What is this? The body is getting away. Oh! No! God please let me be here. No, please, not now. *Breathless cry*
*Mother entered the room screamed and fainted, the father looked at the scene his feet vibrated back and forth, right and left, lost destination of what to do, where he should go ahead. He ran out of the room for calling an ambulance. The sister, the little one, entered, screamed "No! No! Not my sister. No way." She ran to the body putting her hand on the cut which flooding out blood, she screams at the weird feeling she got when she touched the blood, the cut gap. She stepped back then gave a loud courage cry with more tears, heading her hands to stop the bleed. The brother entered fell on his knees, he saw the fainted mother, then an eye noticed his sister act like a fireman trying to put off the... explosion. He took her from the waist and his hands on her eyes.*
So....I am dead? I am a ghost? *Force pulls her to above* No, no. *The ghost holds on the body making it quaking again.* Mum! you love me. Wake up and take me back in this body. Sister, good job keep going on, my doctor. Brother, let dad quick, I am flying away. People! I am still here. Not dead. Why are you letting me go? Why is this force pulling me stronger? It should have been my birthday. I supposed to be a new born by that day. Think?! It is too late to think. I am in a panic.I .....a.....m.........*The ghost faded.*


  Relatives, friends, colleagues are all dressed well in black. Haven't they thought of, if this was their own funeral? Stepped into the mosque imagining their body in that coffin? I mean if they can't tear for her death, they can weep for theirs. The sister, the shorty, looked at each person coming across her, kissing her on the forehead, petting on her back, smiling at her face, and she was simply in no need for all of that. She actually was dreaming of someone to take her hand, sits her kindly by his/her side, gets the Qur'an and reads with her some verses so, she would feel...the surroundings, else than this all those audience are nothing to her but ghosts.
  Hey! Here is the enemies showed up. Miserably broken?! Oh my God, they are in psychological shock! I thought they would be happy. They were actually sad cause of the death of a black core in their heart, crying over a chance of purity washing out their dark hating hearts.
  Finally, the girl's friends. How happy she would be now! Oh! that's so horrible. How could she deal with such friends? Those couple chatting over there, the two with their hands on there mouths, with the pale faces. Yeah! I know. They look pretty sad for her loss but actually you didn't overheard their talk "She used to wear tight clothes. I used to advice her. I am feeling so guilty towards her." The other: "I told her several times not to talk about others.
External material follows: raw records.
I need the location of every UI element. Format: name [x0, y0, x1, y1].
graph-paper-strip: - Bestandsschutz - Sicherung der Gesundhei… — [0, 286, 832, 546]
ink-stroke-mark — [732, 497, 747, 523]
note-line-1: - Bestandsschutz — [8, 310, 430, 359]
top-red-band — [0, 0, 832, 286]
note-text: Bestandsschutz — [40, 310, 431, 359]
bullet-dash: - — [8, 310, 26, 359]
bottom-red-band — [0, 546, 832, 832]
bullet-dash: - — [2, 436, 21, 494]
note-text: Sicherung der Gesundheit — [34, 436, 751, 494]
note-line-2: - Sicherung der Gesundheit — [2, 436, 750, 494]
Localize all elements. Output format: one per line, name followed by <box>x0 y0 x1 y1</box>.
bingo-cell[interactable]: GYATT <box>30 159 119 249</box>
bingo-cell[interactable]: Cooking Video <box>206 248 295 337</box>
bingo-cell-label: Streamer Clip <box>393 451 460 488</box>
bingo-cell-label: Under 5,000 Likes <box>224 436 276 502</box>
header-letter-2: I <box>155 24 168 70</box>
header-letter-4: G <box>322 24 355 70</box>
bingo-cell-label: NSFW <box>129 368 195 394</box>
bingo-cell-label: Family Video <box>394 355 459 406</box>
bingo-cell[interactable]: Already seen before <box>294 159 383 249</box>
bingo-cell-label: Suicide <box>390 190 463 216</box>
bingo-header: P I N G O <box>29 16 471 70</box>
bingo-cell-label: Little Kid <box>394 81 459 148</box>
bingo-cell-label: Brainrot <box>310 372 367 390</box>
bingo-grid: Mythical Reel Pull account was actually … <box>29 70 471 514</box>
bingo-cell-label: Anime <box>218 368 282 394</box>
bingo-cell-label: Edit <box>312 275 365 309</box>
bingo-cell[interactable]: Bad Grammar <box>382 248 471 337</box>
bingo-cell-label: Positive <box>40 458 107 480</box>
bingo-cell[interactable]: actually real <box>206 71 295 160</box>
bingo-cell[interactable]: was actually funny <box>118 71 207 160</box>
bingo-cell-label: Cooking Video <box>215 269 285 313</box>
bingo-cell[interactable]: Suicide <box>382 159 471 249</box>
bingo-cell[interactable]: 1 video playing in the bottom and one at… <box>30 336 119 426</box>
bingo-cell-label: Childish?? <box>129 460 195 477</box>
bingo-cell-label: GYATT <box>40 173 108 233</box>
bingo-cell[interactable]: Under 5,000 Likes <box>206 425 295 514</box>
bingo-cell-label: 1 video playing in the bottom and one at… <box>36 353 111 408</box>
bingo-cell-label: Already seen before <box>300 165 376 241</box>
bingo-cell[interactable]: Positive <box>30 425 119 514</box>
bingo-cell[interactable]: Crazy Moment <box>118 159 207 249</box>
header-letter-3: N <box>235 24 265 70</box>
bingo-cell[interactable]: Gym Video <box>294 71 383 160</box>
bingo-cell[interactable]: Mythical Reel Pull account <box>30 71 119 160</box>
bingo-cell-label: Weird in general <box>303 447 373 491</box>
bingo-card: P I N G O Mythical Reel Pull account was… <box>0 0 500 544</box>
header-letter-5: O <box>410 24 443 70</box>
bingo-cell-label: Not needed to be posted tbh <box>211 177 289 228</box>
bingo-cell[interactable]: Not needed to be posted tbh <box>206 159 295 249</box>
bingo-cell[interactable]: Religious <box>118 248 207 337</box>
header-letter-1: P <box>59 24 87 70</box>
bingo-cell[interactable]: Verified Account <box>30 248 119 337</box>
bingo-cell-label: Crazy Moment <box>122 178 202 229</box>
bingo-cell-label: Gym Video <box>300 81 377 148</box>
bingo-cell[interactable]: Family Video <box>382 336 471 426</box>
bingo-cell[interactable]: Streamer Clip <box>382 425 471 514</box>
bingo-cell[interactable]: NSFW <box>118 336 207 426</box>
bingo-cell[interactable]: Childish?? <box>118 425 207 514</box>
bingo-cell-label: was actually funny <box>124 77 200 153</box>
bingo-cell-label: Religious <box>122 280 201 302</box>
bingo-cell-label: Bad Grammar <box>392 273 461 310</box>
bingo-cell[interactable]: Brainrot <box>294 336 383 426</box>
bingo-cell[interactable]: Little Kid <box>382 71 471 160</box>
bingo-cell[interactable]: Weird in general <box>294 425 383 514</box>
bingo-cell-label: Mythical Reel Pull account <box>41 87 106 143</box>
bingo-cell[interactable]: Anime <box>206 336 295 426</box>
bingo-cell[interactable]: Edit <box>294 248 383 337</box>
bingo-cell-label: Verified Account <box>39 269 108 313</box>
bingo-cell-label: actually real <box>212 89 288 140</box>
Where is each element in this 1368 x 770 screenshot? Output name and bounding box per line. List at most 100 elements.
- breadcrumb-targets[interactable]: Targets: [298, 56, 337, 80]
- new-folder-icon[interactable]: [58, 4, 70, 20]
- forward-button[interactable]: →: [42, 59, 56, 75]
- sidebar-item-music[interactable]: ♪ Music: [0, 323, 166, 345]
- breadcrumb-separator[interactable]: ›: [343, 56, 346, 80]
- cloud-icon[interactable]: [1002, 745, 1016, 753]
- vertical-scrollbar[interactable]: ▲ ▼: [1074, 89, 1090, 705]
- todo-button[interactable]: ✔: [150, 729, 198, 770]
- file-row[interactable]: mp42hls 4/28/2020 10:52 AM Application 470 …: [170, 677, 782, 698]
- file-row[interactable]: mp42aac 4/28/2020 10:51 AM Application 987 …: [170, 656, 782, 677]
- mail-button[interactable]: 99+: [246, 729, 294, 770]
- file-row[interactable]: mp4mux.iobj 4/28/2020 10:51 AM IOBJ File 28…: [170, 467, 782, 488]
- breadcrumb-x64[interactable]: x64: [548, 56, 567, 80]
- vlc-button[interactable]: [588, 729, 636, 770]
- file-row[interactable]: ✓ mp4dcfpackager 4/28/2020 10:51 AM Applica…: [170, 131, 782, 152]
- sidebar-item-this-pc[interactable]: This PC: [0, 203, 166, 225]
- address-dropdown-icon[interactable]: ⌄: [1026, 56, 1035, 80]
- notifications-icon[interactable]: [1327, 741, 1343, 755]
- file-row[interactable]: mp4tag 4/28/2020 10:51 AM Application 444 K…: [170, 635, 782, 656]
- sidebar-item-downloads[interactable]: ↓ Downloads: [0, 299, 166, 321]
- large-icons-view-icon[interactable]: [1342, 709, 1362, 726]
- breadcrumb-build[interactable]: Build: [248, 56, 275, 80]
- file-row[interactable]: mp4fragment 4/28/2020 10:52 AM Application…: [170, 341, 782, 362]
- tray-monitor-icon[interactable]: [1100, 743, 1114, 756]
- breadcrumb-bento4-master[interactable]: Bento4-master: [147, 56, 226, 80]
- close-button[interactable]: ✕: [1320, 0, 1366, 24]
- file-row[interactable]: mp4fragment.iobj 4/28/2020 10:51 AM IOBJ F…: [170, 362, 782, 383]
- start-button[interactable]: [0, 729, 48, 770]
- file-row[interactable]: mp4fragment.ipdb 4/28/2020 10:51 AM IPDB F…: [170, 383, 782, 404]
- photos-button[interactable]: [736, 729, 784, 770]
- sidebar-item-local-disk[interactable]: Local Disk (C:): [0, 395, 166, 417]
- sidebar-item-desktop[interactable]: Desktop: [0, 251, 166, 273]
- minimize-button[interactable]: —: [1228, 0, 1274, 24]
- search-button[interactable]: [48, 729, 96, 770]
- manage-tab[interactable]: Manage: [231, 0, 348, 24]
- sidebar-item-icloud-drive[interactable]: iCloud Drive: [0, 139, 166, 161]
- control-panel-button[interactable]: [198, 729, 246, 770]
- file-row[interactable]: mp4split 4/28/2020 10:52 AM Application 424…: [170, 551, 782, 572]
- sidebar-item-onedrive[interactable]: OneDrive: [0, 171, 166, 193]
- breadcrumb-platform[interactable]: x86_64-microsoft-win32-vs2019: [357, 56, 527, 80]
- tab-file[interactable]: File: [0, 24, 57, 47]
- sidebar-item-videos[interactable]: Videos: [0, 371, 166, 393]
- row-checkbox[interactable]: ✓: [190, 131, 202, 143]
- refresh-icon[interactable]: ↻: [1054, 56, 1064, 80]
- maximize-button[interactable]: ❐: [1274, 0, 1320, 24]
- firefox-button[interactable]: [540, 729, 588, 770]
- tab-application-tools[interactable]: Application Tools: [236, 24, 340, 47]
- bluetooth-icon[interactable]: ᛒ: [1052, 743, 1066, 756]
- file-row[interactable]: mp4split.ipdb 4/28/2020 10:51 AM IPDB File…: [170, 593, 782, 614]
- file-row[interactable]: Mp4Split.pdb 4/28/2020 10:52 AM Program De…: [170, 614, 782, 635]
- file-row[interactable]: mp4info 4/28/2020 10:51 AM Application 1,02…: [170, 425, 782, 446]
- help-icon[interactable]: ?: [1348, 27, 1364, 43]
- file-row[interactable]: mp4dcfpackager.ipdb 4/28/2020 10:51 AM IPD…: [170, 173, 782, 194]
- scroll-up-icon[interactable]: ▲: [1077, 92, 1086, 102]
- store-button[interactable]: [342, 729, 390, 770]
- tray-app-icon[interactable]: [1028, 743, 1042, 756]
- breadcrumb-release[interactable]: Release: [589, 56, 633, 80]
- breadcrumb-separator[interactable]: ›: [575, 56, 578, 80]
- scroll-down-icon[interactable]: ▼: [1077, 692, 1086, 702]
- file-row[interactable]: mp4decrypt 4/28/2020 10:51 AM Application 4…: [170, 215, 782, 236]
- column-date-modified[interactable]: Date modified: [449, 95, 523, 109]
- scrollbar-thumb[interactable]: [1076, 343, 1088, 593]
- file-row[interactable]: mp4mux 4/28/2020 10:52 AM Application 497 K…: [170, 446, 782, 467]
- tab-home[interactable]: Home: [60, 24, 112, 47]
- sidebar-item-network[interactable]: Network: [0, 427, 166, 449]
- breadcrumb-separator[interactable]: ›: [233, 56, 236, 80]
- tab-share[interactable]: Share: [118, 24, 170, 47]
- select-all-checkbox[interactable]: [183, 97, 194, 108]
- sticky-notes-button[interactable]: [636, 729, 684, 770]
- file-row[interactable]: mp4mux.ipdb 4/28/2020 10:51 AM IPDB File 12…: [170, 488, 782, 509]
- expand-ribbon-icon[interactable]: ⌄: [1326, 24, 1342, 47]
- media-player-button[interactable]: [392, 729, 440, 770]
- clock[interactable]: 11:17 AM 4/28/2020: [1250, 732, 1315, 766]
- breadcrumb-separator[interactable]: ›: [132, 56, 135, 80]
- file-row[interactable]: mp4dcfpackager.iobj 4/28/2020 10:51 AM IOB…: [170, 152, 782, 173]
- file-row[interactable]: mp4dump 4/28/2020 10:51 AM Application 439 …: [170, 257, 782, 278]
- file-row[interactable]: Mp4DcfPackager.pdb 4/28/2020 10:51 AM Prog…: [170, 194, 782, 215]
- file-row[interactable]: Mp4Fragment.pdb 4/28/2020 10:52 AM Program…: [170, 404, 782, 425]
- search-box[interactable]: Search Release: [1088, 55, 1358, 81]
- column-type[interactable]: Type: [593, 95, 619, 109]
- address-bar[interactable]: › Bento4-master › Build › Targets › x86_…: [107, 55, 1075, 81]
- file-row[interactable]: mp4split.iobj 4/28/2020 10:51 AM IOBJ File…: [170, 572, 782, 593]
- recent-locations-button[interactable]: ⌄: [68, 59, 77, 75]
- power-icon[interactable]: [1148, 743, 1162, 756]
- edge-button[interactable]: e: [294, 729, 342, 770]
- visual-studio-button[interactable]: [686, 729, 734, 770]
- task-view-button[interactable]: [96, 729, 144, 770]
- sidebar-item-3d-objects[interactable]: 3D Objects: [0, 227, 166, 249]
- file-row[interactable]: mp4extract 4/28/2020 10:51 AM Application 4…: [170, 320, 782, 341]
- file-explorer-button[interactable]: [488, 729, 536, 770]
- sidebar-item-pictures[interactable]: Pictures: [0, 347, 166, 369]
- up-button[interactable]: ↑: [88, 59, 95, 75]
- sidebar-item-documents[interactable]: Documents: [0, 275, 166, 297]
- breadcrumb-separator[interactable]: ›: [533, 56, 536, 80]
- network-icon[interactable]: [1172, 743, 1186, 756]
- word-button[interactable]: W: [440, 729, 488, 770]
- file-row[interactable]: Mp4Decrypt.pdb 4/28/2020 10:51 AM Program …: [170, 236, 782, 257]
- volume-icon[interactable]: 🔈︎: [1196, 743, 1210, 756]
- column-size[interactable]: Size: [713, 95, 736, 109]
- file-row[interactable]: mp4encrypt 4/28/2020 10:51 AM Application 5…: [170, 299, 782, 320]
I am feeling guilty too." Don't you think both need applause? They do deserve it, really. They acted like Oscar-winners. The first used to talk about her behind her back during her living but she never faced her with that kind of truth, she had never advised her. The other was the one who never shuts the hell up, talking over and over again about people's flaws, the girl joined her as kind of sarcasm but she didn't like how the talk sounded and now she is blamed -after her death- that she was smiling at such talks, not only this, but out of the blue she is the one who used to start such talks. What about laughing now?
You are missing it, aren't you? You're still focusing on how stories can flip, how the girl died, how the people reacted, aren't you? Come'on! Yes! You missed it. You miss this story hero. The little sister? Nah. The mother? Nop. The girl herself? No. The hero, people,.....death. The only spotlight is on it. The only talk is about it. What? You answered with "deeds"? No I seriously mean death. Even deeds between this man's hands are just.....space. The girl is gone. I'm gone. You're gone. Each one is gone on his own way, towards his/her own destiny, different shores, many floods, some break you, some throw you to a new shore, some just drown you.